Do laws impact opioids consumption? A breakpoint analysis based on italian sales data
Musazzi, Umberto Maria; Rocco, Paolo; Brunelli, Cinzia; Bisaglia, Luisa; Caraceni, Augusto Tomasso Giovanni; Minghetti, Paola
Journal article, Peer reviewed
Published version
View/ Open
Date
2018Metadata
Show full item recordCollections
Abstract
Purpose: In Italy, where the adoption of opioid analgesics in pain management has been historically poor, an increase in opioids consumption occurred between 2000 and 2015. The aim of this study is to assess, through specific time series analyses for trend changes, the impact of different intervening factors – such as the availability of new drugs, the observance of clinical guidelines, changes in prescription regulations, and in reimbursement policies – on opioids sales to community pharmacies in Italy, focusing on the time period 2000–2010.
Materials and methods: Five opioids were considered: codeine, tramadol, buprenorphine, morphine, and fentanyl. The analysis is based on sales data collected at wholesale distributors. For each one of the five drugs, time series of the number of Defined Daily Doses per thousand inhabitants per day in the period 2000–2010 were analyzed, and an estimation of breakpoints was performed using segmented linear regression.
Results: Drug sales underwent a sharp increase in 2000–2010, although on different scales. Segmented regression analysis highlighted different potential breakpoints, corresponding to either a significant change in value and/or in slope. Sales of the five opioids were affected by at least one relevant event, often due to a synergy of regulatory, marketing, and technological factors.
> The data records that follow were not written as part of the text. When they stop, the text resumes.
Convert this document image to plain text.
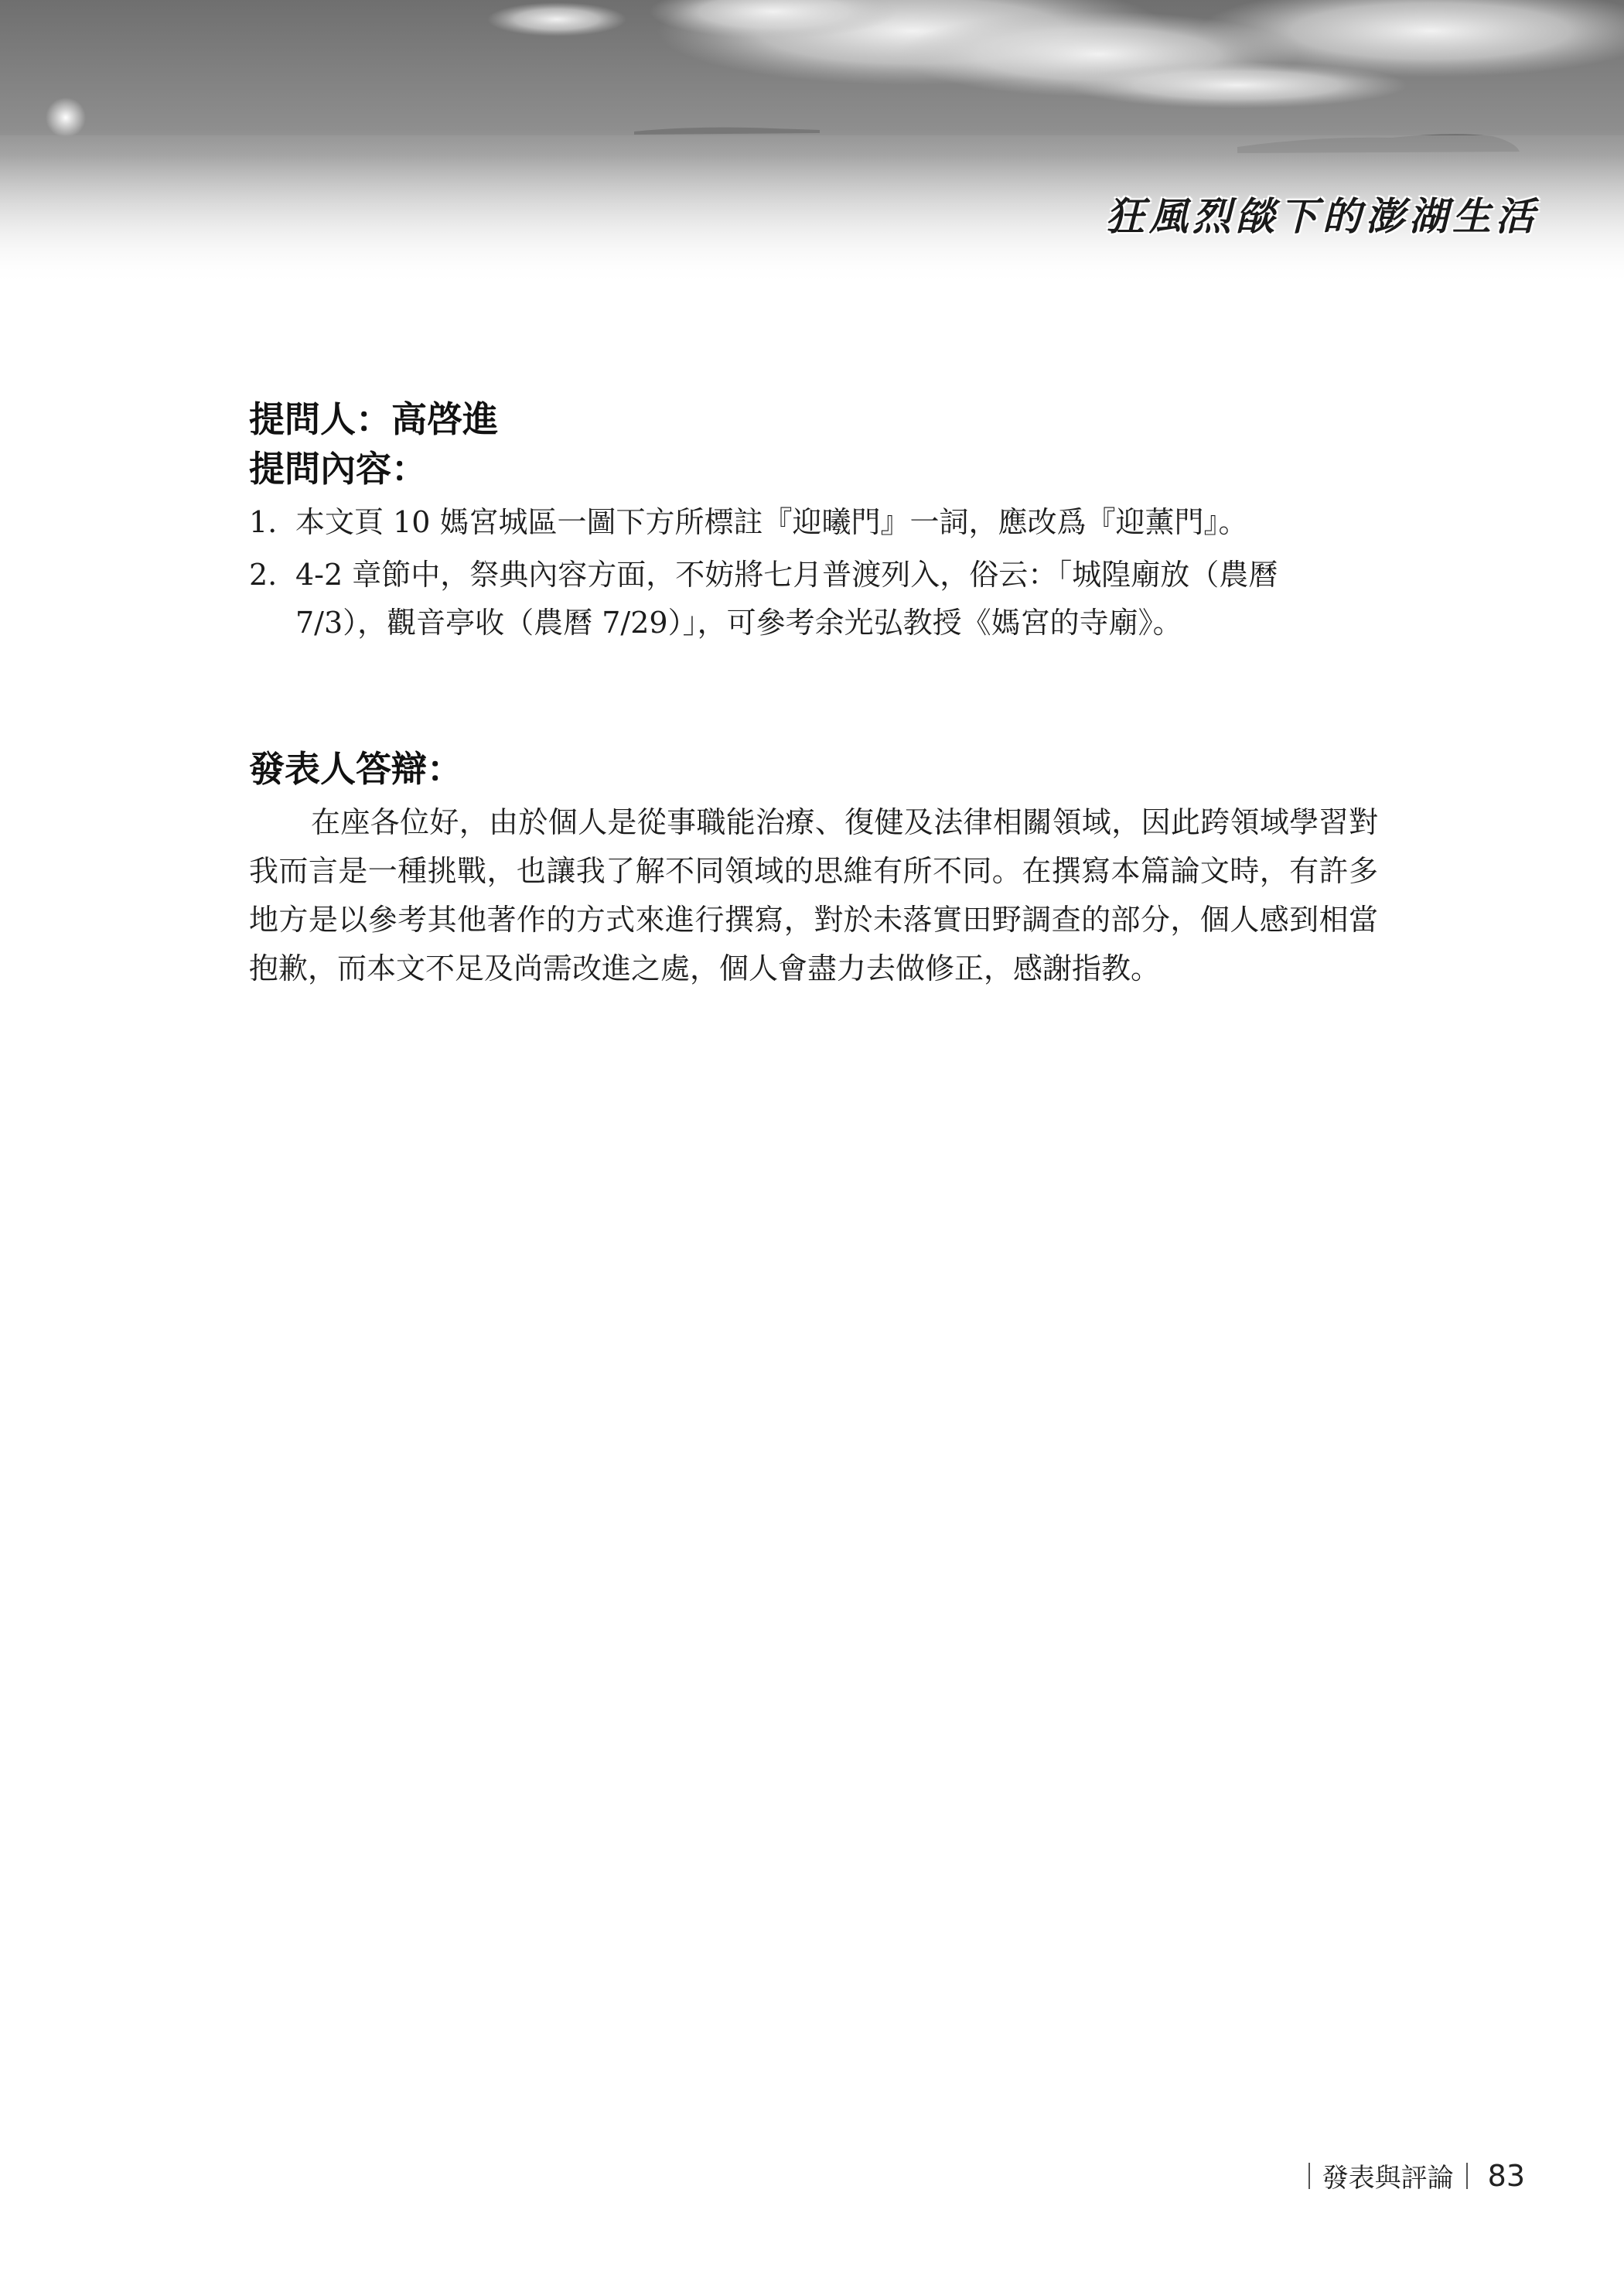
狂風烈燄下的澎湖生活
提問人：高啓進
提問內容：
1. 本文頁 10 媽宮城區一圖下方所標註『迎曦門』一詞，應改爲『迎薰門』。
2. 4-2 章節中，祭典內容方面，不妨將七月普渡列入，俗云：「城隍廟放（農曆 7/3），觀音亭收（農曆 7/29）」，可參考余光弘教授《媽宮的寺廟》。
發表人答辯：

在座各位好，由於個人是從事職能治療、復健及法律相關領域，因此跨領域學習對我而言是一種挑戰，也讓我了解不同領域的思維有所不同。在撰寫本篇論文時，有許多地方是以參考其他著作的方式來進行撰寫，對於未落實田野調查的部分，個人感到相當抱歉，而本文不足及尚需改進之處，個人會盡力去做修正，感謝指教。

發表與評論 83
The effect of reimbursement changes has proved important.
Conclusion: Between 2000 and 2010, regulatory, technological, and reimbursement changes significantly influenced opioid sales to community pharmacies in Italy. The sales of relatively new drug products seem to be less influenced by changes in reimbursement and regulatory policies than that of more established products, suggesting that physicians are more comfortable with “old” drugs, since their clinical use is supported by established clinical guidelines and protocols.